Even the government's top advisor, Shigeru Omi, told parliament "nobody knows" whether the true number of coronavirus cases "could be 10 times, 12 times or 20 times more than reported."

Omi's panel of experts has called on the government to speed up testing, including of people with mild symptoms.

The health ministry said it is ramping up the use of private labs to reduce the workload on public health centres.

"Our stance that tests should be conducted on people in need has been consistent from the beginning. We have had testing capacity increased continuously," Takuma Kato, a senior health ministry official, told Reuters.

"NOT ENOUGH" TESTS

Public health centres are at the forefront of Japan's response to the pandemic. While South Korea bolstered its public health system in the wake of past epidemics, Japan has halved the number of public health centres since the 1990s.

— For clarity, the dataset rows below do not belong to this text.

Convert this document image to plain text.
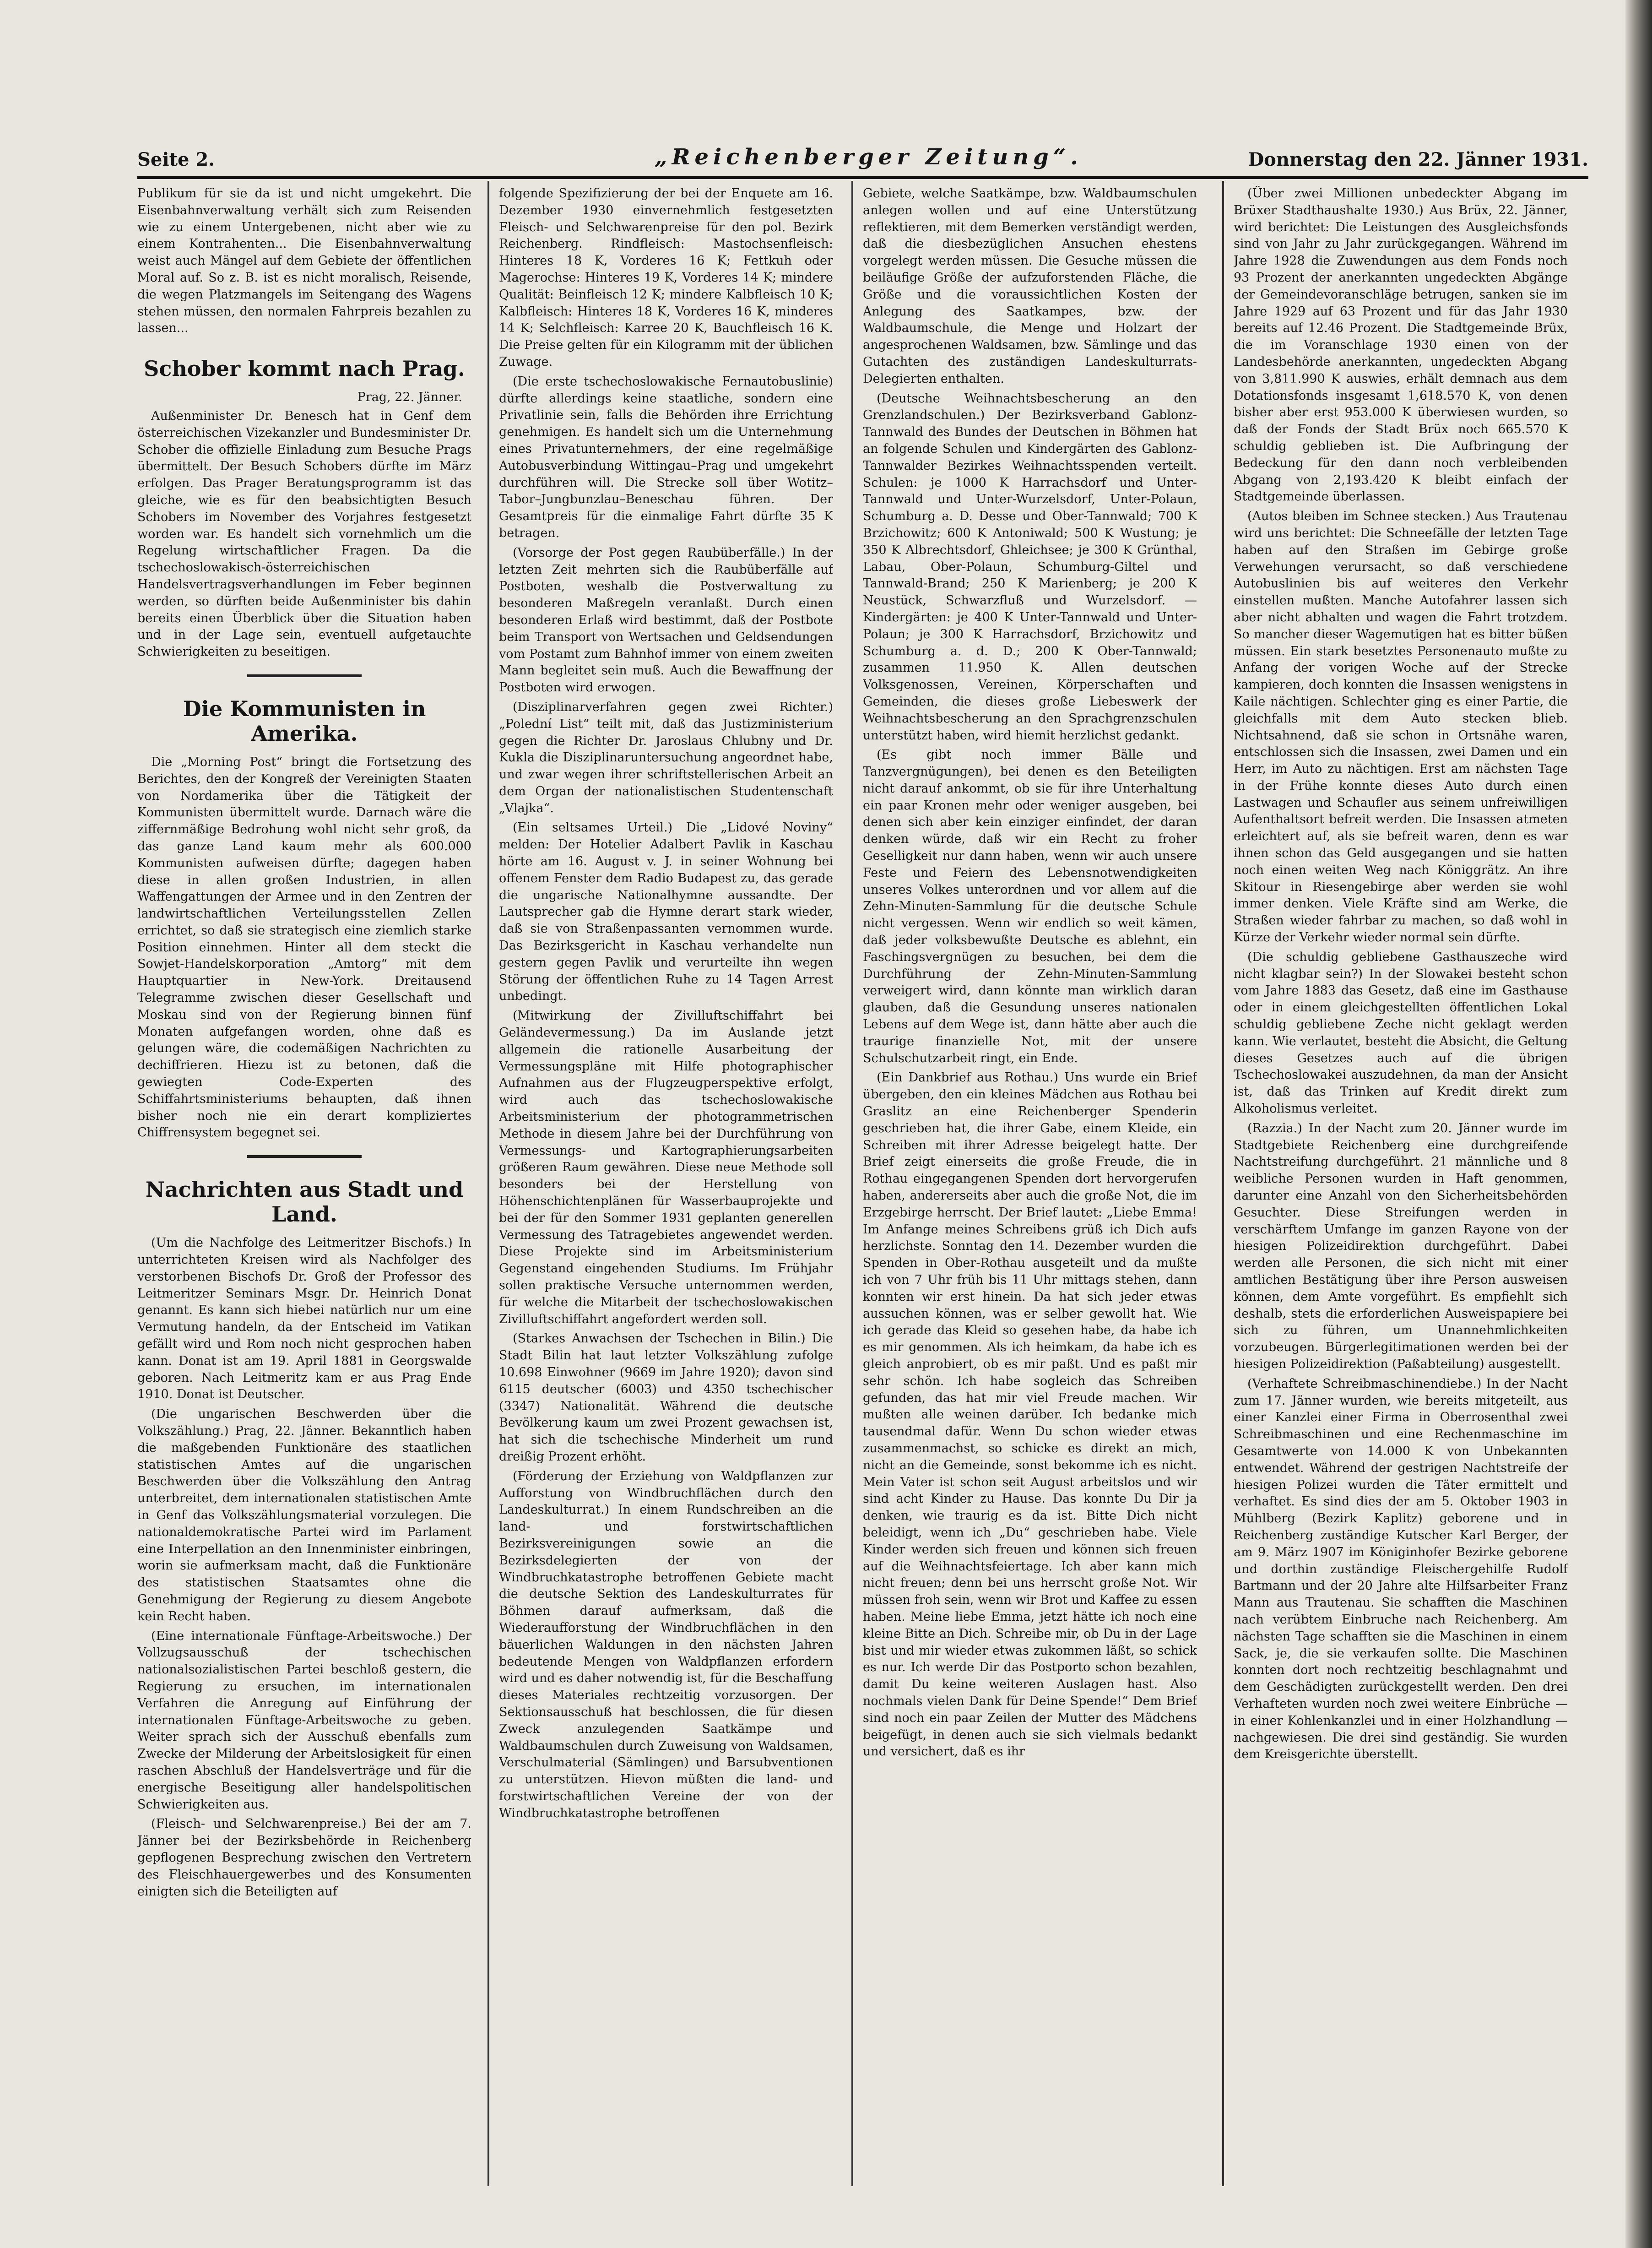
Seite 2.	„Reichenberger Zeitung“.	Donnerstag den 22. Jänner 1931.

Publikum für sie da ist und nicht umgekehrt. Die Eisenbahnverwaltung verhält sich zum Reisenden wie zu einem Untergebenen, nicht aber wie zu einem Kontrahenten... Die Eisenbahnverwaltung weist auch Mängel auf dem Gebiete der öffentlichen Moral auf. So z. B. ist es nicht moralisch, Reisende, die wegen Platzmangels im Seitengang des Wagens stehen müssen, den normalen Fahrpreis bezahlen zu lassen...

Schober kommt nach Prag.

Prag, 22. Jänner.

Außenminister Dr. Benesch hat in Genf dem österreichischen Vizekanzler und Bundesminister Dr. Schober die offizielle Einladung zum Besuche Prags übermittelt. Der Besuch Schobers dürfte im März erfolgen. Das Prager Beratungsprogramm ist das gleiche, wie es für den beabsichtigten Besuch Schobers im November des Vorjahres festgesetzt worden war. Es handelt sich vornehmlich um die Regelung wirtschaftlicher Fragen. Da die tschechoslowakisch-österreichischen Handelsvertragsverhandlungen im Feber beginnen werden, so dürften beide Außenminister bis dahin bereits einen Überblick über die Situation haben und in der Lage sein, eventuell aufgetauchte Schwierigkeiten zu beseitigen.

Die Kommunisten in Amerika.

Die „Morning Post“ bringt die Fortsetzung des Berichtes, den der Kongreß der Vereinigten Staaten von Nordamerika über die Tätigkeit der Kommunisten übermittelt wurde. Darnach wäre die ziffernmäßige Bedrohung wohl nicht sehr groß, da das ganze Land kaum mehr als 600.000 Kommunisten aufweisen dürfte; dagegen haben diese in allen großen Industrien, in allen Waffengattungen der Armee und in den Zentren der landwirtschaftlichen Verteilungsstellen Zellen errichtet, so daß sie strategisch eine ziemlich starke Position einnehmen. Hinter all dem steckt die Sowjet-Handelskorporation „Amtorg“ mit dem Hauptquartier in New-York. Dreitausend Telegramme zwischen dieser Gesellschaft und Moskau sind von der Regierung binnen fünf Monaten aufgefangen worden, ohne daß es gelungen wäre, die codemäßigen Nachrichten zu dechiffrieren. Hiezu ist zu betonen, daß die gewiegten Code-Experten des Schiffahrtsministeriums behaupten, daß ihnen bisher noch nie ein derart kompliziertes Chiffrensystem begegnet sei.

Nachrichten aus Stadt und Land.

(Um die Nachfolge des Leitmeritzer Bischofs.) In unterrichteten Kreisen wird als Nachfolger des verstorbenen Bischofs Dr. Groß der Professor des Leitmeritzer Seminars Msgr. Dr. Heinrich Donat genannt. Es kann sich hiebei natürlich nur um eine Vermutung handeln, da der Entscheid im Vatikan gefällt wird und Rom noch nicht gesprochen haben kann. Donat ist am 19. April 1881 in Georgswalde geboren. Nach Leitmeritz kam er aus Prag Ende 1910. Donat ist Deutscher.

(Die ungarischen Beschwerden über die Volkszählung.) Prag, 22. Jänner. Bekanntlich haben die maßgebenden Funktionäre des staatlichen statistischen Amtes auf die ungarischen Beschwerden über die Volkszählung den Antrag unterbreitet, dem internationalen statistischen Amte in Genf das Volkszählungsmaterial vorzulegen. Die nationaldemokratische Partei wird im Parlament eine Interpellation an den Innenminister einbringen, worin sie aufmerksam macht, daß die Funktionäre des statistischen Staatsamtes ohne die Genehmigung der Regierung zu diesem Angebote kein Recht haben.

(Eine internationale Fünftage-Arbeitswoche.) Der Vollzugsausschuß der tschechischen nationalsozialistischen Partei beschloß gestern, die Regierung zu ersuchen, im internationalen Verfahren die Anregung auf Einführung der internationalen Fünftage-Arbeitswoche zu geben. Weiter sprach sich der Ausschuß ebenfalls zum Zwecke der Milderung der Arbeitslosigkeit für einen raschen Abschluß der Handelsverträge und für die energische Beseitigung aller handelspolitischen Schwierigkeiten aus.

(Fleisch- und Selchwarenpreise.) Bei der am 7. Jänner bei der Bezirksbehörde in Reichenberg gepflogenen Besprechung zwischen den Vertretern des Fleischhauergewerbes und des Konsumenten einigten sich die Beteiligten auf

folgende Spezifizierung der bei der Enquete am 16. Dezember 1930 einvernehmlich festgesetzten Fleisch- und Selchwarenpreise für den pol. Bezirk Reichenberg. Rindfleisch: Mastochsenfleisch: Hinteres 18 K, Vorderes 16 K; Fettkuh oder Magerochse: Hinteres 19 K, Vorderes 14 K; mindere Qualität: Beinfleisch 12 K; mindere Kalbfleisch 10 K; Kalbfleisch: Hinteres 18 K, Vorderes 16 K, minderes 14 K; Selchfleisch: Karree 20 K, Bauchfleisch 16 K. Die Preise gelten für ein Kilogramm mit der üblichen Zuwage.

(Die erste tschechoslowakische Fernautobuslinie) dürfte allerdings keine staatliche, sondern eine Privatlinie sein, falls die Behörden ihre Errichtung genehmigen. Es handelt sich um die Unternehmung eines Privatunternehmers, der eine regelmäßige Autobusverbindung Wittingau–Prag und umgekehrt durchführen will. Die Strecke soll über Wotitz–Tabor–Jungbunzlau–Beneschau führen. Der Gesamtpreis für die einmalige Fahrt dürfte 35 K betragen.

(Vorsorge der Post gegen Raubüberfälle.) In der letzten Zeit mehrten sich die Raubüberfälle auf Postboten, weshalb die Postverwaltung zu besonderen Maßregeln veranlaßt. Durch einen besonderen Erlaß wird bestimmt, daß der Postbote beim Transport von Wertsachen und Geldsendungen vom Postamt zum Bahnhof immer von einem zweiten Mann begleitet sein muß. Auch die Bewaffnung der Postboten wird erwogen.

(Disziplinarverfahren gegen zwei Richter.) „Polední List“ teilt mit, daß das Justizministerium gegen die Richter Dr. Jaroslaus Chlubny und Dr. Kukla die Disziplinaruntersuchung angeordnet habe, und zwar wegen ihrer schriftstellerischen Arbeit an dem Organ der nationalistischen Studentenschaft „Vlajka“.

(Ein seltsames Urteil.) Die „Lidové Noviny“ melden: Der Hotelier Adalbert Pavlik in Kaschau hörte am 16. August v. J. in seiner Wohnung bei offenem Fenster dem Radio Budapest zu, das gerade die ungarische Nationalhymne aussandte. Der Lautsprecher gab die Hymne derart stark wieder, daß sie von Straßenpassanten vernommen wurde. Das Bezirksgericht in Kaschau verhandelte nun gestern gegen Pavlik und verurteilte ihn wegen Störung der öffentlichen Ruhe zu 14 Tagen Arrest unbedingt.

(Mitwirkung der Zivilluftschiffahrt bei Geländevermessung.) Da im Auslande jetzt allgemein die rationelle Ausarbeitung der Vermessungspläne mit Hilfe photographischer Aufnahmen aus der Flugzeugperspektive erfolgt, wird auch das tschechoslowakische Arbeitsministerium der photogrammetrischen Methode in diesem Jahre bei der Durchführung von Vermessungs- und Kartographierungsarbeiten größeren Raum gewähren. Diese neue Methode soll besonders bei der Herstellung von Höhenschichtenplänen für Wasserbauprojekte und bei der für den Sommer 1931 geplanten generellen Vermessung des Tatragebietes angewendet werden. Diese Projekte sind im Arbeitsministerium Gegenstand eingehenden Studiums. Im Frühjahr sollen praktische Versuche unternommen werden, für welche die Mitarbeit der tschechoslowakischen Zivilluftschiffahrt angefordert werden soll.

(Starkes Anwachsen der Tschechen in Bilin.) Die Stadt Bilin hat laut letzter Volkszählung zufolge 10.698 Einwohner (9669 im Jahre 1920); davon sind 6115 deutscher (6003) und 4350 tschechischer (3347) Nationalität. Während die deutsche Bevölkerung kaum um zwei Prozent gewachsen ist, hat sich die tschechische Minderheit um rund dreißig Prozent erhöht.

(Förderung der Erziehung von Waldpflanzen zur Aufforstung von Windbruchflächen durch den Landeskulturrat.) In einem Rundschreiben an die land- und forstwirtschaftlichen Bezirksvereinigungen sowie an die Bezirksdelegierten der von der Windbruchkatastrophe betroffenen Gebiete macht die deutsche Sektion des Landeskulturrates für Böhmen darauf aufmerksam, daß die Wiederaufforstung der Windbruchflächen in den bäuerlichen Waldungen in den nächsten Jahren bedeutende Mengen von Waldpflanzen erfordern wird und es daher notwendig ist, für die Beschaffung dieses Materiales rechtzeitig vorzusorgen. Der Sektionsausschuß hat beschlossen, die für diesen Zweck anzulegenden Saatkämpe und Waldbaumschulen durch Zuweisung von Waldsamen, Verschulmaterial (Sämlingen) und Barsubventionen zu unterstützen. Hievon müßten die land- und forstwirtschaftlichen Vereine der von der Windbruchkatastrophe betroffenen

Gebiete, welche Saatkämpe, bzw. Waldbaumschulen anlegen wollen und auf eine Unterstützung reflektieren, mit dem Bemerken verständigt werden, daß die diesbezüglichen Ansuchen ehestens vorgelegt werden müssen. Die Gesuche müssen die beiläufige Größe der aufzuforstenden Fläche, die Größe und die voraussichtlichen Kosten der Anlegung des Saatkampes, bzw. der Waldbaumschule, die Menge und Holzart der angesprochenen Waldsamen, bzw. Sämlinge und das Gutachten des zuständigen Landeskulturrats-Delegierten enthalten.

(Deutsche Weihnachtsbescherung an den Grenzlandschulen.) Der Bezirksverband Gablonz-Tannwald des Bundes der Deutschen in Böhmen hat an folgende Schulen und Kindergärten des Gablonz-Tannwalder Bezirkes Weihnachtsspenden verteilt. Schulen: je 1000 K Harrachsdorf und Unter-Tannwald und Unter-Wurzelsdorf, Unter-Polaun, Schumburg a. D. Desse und Ober-Tannwald; 700 K Brzichowitz; 600 K Antoniwald; 500 K Wustung; je 350 K Albrechtsdorf, Ghleichsee; je 300 K Grünthal, Labau, Ober-Polaun, Schumburg-Giltel und Tannwald-Brand; 250 K Marienberg; je 200 K Neustück, Schwarzfluß und Wurzelsdorf. — Kindergärten: je 400 K Unter-Tannwald und Unter-Polaun; je 300 K Harrachsdorf, Brzichowitz und Schumburg a. d. D.; 200 K Ober-Tannwald; zusammen 11.950 K. Allen deutschen Volksgenossen, Vereinen, Körperschaften und Gemeinden, die dieses große Liebeswerk der Weihnachtsbescherung an den Sprachgrenzschulen unterstützt haben, wird hiemit herzlichst gedankt.

(Es gibt noch immer Bälle und Tanzvergnügungen), bei denen es den Beteiligten nicht darauf ankommt, ob sie für ihre Unterhaltung ein paar Kronen mehr oder weniger ausgeben, bei denen sich aber kein einziger einfindet, der daran denken würde, daß wir ein Recht zu froher Geselligkeit nur dann haben, wenn wir auch unsere Feste und Feiern des Lebensnotwendigkeiten unseres Volkes unterordnen und vor allem auf die Zehn-Minuten-Sammlung für die deutsche Schule nicht vergessen. Wenn wir endlich so weit kämen, daß jeder volksbewußte Deutsche es ablehnt, ein Faschingsvergnügen zu besuchen, bei dem die Durchführung der Zehn-Minuten-Sammlung verweigert wird, dann könnte man wirklich daran glauben, daß die Gesundung unseres nationalen Lebens auf dem Wege ist, dann hätte aber auch die traurige finanzielle Not, mit der unsere Schulschutzarbeit ringt, ein Ende.

(Ein Dankbrief aus Rothau.) Uns wurde ein Brief übergeben, den ein kleines Mädchen aus Rothau bei Graslitz an eine Reichenberger Spenderin geschrieben hat, die ihrer Gabe, einem Kleide, ein Schreiben mit ihrer Adresse beigelegt hatte. Der Brief zeigt einerseits die große Freude, die in Rothau eingegangenen Spenden dort hervorgerufen haben, andererseits aber auch die große Not, die im Erzgebirge herrscht. Der Brief lautet: „Liebe Emma! Im Anfange meines Schreibens grüß ich Dich aufs herzlichste. Sonntag den 14. Dezember wurden die Spenden in Ober-Rothau ausgeteilt und da mußte ich von 7 Uhr früh bis 11 Uhr mittags stehen, dann konnten wir erst hinein. Da hat sich jeder etwas aussuchen können, was er selber gewollt hat. Wie ich gerade das Kleid so gesehen habe, da habe ich es mir genommen. Als ich heimkam, da habe ich es gleich anprobiert, ob es mir paßt. Und es paßt mir sehr schön. Ich habe sogleich das Schreiben gefunden, das hat mir viel Freude machen. Wir mußten alle weinen darüber. Ich bedanke mich tausendmal dafür. Wenn Du schon wieder etwas zusammenmachst, so schicke es direkt an mich, nicht an die Gemeinde, sonst bekomme ich es nicht. Mein Vater ist schon seit August arbeitslos und wir sind acht Kinder zu Hause. Das konnte Du Dir ja denken, wie traurig es da ist. Bitte Dich nicht beleidigt, wenn ich „Du“ geschrieben habe. Viele Kinder werden sich freuen und können sich freuen auf die Weihnachtsfeiertage. Ich aber kann mich nicht freuen; denn bei uns herrscht große Not. Wir müssen froh sein, wenn wir Brot und Kaffee zu essen haben. Meine liebe Emma, jetzt hätte ich noch eine kleine Bitte an Dich. Schreibe mir, ob Du in der Lage bist und mir wieder etwas zukommen läßt, so schick es nur. Ich werde Dir das Postporto schon bezahlen, damit Du keine weiteren Auslagen hast. Also nochmals vielen Dank für Deine Spende!“ Dem Brief sind noch ein paar Zeilen der Mutter des Mädchens beigefügt, in denen auch sie sich vielmals bedankt und versichert, daß es ihr

(Über zwei Millionen unbedeckter Abgang im Brüxer Stadthaushalte 1930.) Aus Brüx, 22. Jänner, wird berichtet: Die Leistungen des Ausgleichsfonds sind von Jahr zu Jahr zurückgegangen. Während im Jahre 1928 die Zuwendungen aus dem Fonds noch 93 Prozent der anerkannten ungedeckten Abgänge der Gemeindevoranschläge betrugen, sanken sie im Jahre 1929 auf 63 Prozent und für das Jahr 1930 bereits auf 12.46 Prozent. Die Stadtgemeinde Brüx, die im Voranschlage 1930 einen von der Landesbehörde anerkannten, ungedeckten Abgang von 3,811.990 K auswies, erhält demnach aus dem Dotationsfonds insgesamt 1,618.570 K, von denen bisher aber erst 953.000 K überwiesen wurden, so daß der Fonds der Stadt Brüx noch 665.570 K schuldig geblieben ist. Die Aufbringung der Bedeckung für den dann noch verbleibenden Abgang von 2,193.420 K bleibt einfach der Stadtgemeinde überlassen.

(Autos bleiben im Schnee stecken.) Aus Trautenau wird uns berichtet: Die Schneefälle der letzten Tage haben auf den Straßen im Gebirge große Verwehungen verursacht, so daß verschiedene Autobuslinien bis auf weiteres den Verkehr einstellen mußten. Manche Autofahrer lassen sich aber nicht abhalten und wagen die Fahrt trotzdem. So mancher dieser Wagemutigen hat es bitter büßen müssen. Ein stark besetztes Personenauto mußte zu Anfang der vorigen Woche auf der Strecke kampieren, doch konnten die Insassen wenigstens in Kaile nächtigen. Schlechter ging es einer Partie, die gleichfalls mit dem Auto stecken blieb. Nichtsahnend, daß sie schon in Ortsnähe waren, entschlossen sich die Insassen, zwei Damen und ein Herr, im Auto zu nächtigen. Erst am nächsten Tage in der Frühe konnte dieses Auto durch einen Lastwagen und Schaufler aus seinem unfreiwilligen Aufenthaltsort befreit werden. Die Insassen atmeten erleichtert auf, als sie befreit waren, denn es war ihnen schon das Geld ausgegangen und sie hatten noch einen weiten Weg nach Königgrätz. An ihre Skitour in Riesengebirge aber werden sie wohl immer denken. Viele Kräfte sind am Werke, die Straßen wieder fahrbar zu machen, so daß wohl in Kürze der Verkehr wieder normal sein dürfte.

(Die schuldig gebliebene Gasthauszeche wird nicht klagbar sein?) In der Slowakei besteht schon vom Jahre 1883 das Gesetz, daß eine im Gasthause oder in einem gleichgestellten öffentlichen Lokal schuldig gebliebene Zeche nicht geklagt werden kann. Wie verlautet, besteht die Absicht, die Geltung dieses Gesetzes auch auf die übrigen Tschechoslowakei auszudehnen, da man der Ansicht ist, daß das Trinken auf Kredit direkt zum Alkoholismus verleitet.

(Razzia.) In der Nacht zum 20. Jänner wurde im Stadtgebiete Reichenberg eine durchgreifende Nachtstreifung durchgeführt. 21 männliche und 8 weibliche Personen wurden in Haft genommen, darunter eine Anzahl von den Sicherheitsbehörden Gesuchter. Diese Streifungen werden in verschärftem Umfange im ganzen Rayone von der hiesigen Polizeidirektion durchgeführt. Dabei werden alle Personen, die sich nicht mit einer amtlichen Bestätigung über ihre Person ausweisen können, dem Amte vorgeführt. Es empfiehlt sich deshalb, stets die erforderlichen Ausweispapiere bei sich zu führen, um Unannehmlichkeiten vorzubeugen. Bürgerlegitimationen werden bei der hiesigen Polizeidirektion (Paßabteilung) ausgestellt.

(Verhaftete Schreibmaschinendiebe.) In der Nacht zum 17. Jänner wurden, wie bereits mitgeteilt, aus einer Kanzlei einer Firma in Oberrosenthal zwei Schreibmaschinen und eine Rechenmaschine im Gesamtwerte von 14.000 K von Unbekannten entwendet. Während der gestrigen Nachtstreife der hiesigen Polizei wurden die Täter ermittelt und verhaftet. Es sind dies der am 5. Oktober 1903 in Mühlberg (Bezirk Kaplitz) geborene und in Reichenberg zuständige Kutscher Karl Berger, der am 9. März 1907 im Königinhofer Bezirke geborene und dorthin zuständige Fleischergehilfe Rudolf Bartmann und der 20 Jahre alte Hilfsarbeiter Franz Mann aus Trautenau. Sie schafften die Maschinen nach verübtem Einbruche nach Reichenberg. Am nächsten Tage schafften sie die Maschinen in einem Sack, je, die sie verkaufen sollte. Die Maschinen konnten dort noch rechtzeitig beschlagnahmt und dem Geschädigten zurückgestellt werden. Den drei Verhafteten wurden noch zwei weitere Einbrüche — in einer Kohlenkanzlei und in einer Holzhandlung — nachgewiesen. Die drei sind geständig. Sie wurden dem Kreisgerichte überstellt.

Struggling with overworked staff and flooded with calls, public health centres have asked the government to allow more private clinics to administer polymerase chain reaction (PCR) tests.

Japan says it can run up to 22,000 PCR tests a day, but less than a third - around 6,000 tests - are actually conducted on a daily basis. About 75% of tests have been processed through public health centres and government institutions, according to the health ministry.

In a previously unreported May 6 letter, the association of public health centre directors urged Katsunobu Kato, the minister of health, to overhaul Japan's testing policy.

"Currently, there are not enough PCR tests conducted for the coronavirus," they wrote in the letter seen by Reuters.

Some regional governments have begun running temporary testing stations with the help of local medical associations in April, bypassing public centres.

IDLE LABS, UNUSED MACHINES

While public health centres are overwhelmed, university labs are sitting idle.

Shinya Yamanaka, a Nobel Prize-winning stem cell biologist at Kyoto University, has offered his lab to boost testing capacity.

"If we can make good use of resources at places like university labs, PCR testing can exceed 100,000 (per day), far more than 20,000," Yamanaka said in an internet TV debate with Prime Minister Shinzo Abe on May 6.

The health ministry welcomed his proposal, but said further considerations were needed.

"We are grateful for their offer of help at this time of emergency. We want to work together, carefully matching our needs to their offer," Masami Sakoi, the assistant health minister, told Reuters.

Critics say testing was limited, in part, by health ministry technocrats who wanted to maintain a tight grip on information, rather than cooperate with private institutions.

Kenji Shibuya, who heads the Institute for Population Health at King's College London, said officials wanted to gather high-quality research data using public health centres.

The health ministry denies suggestions that ministry technocrats are intentionally curbing testing, and say their approach has proven successful so far.

Sakoi from the health ministry said it was important to carry out PCR tests that doctors deemed necessary, and pointed out Japan's public insurance system started covering the tests in March as part of the government's effort to make them more accessible.

"When we think about using the test results to form policy measures, the current method needs to be maintained for the time being though concerns that it lacks flexibility for boosting the number of tests is understandable," Sakoi said.

Still, the approach is alarming some experts.

"It's safer to assume that Japan has just been lucky than to believe it has taken the right steps," said Tokuda, the epidemiology expert.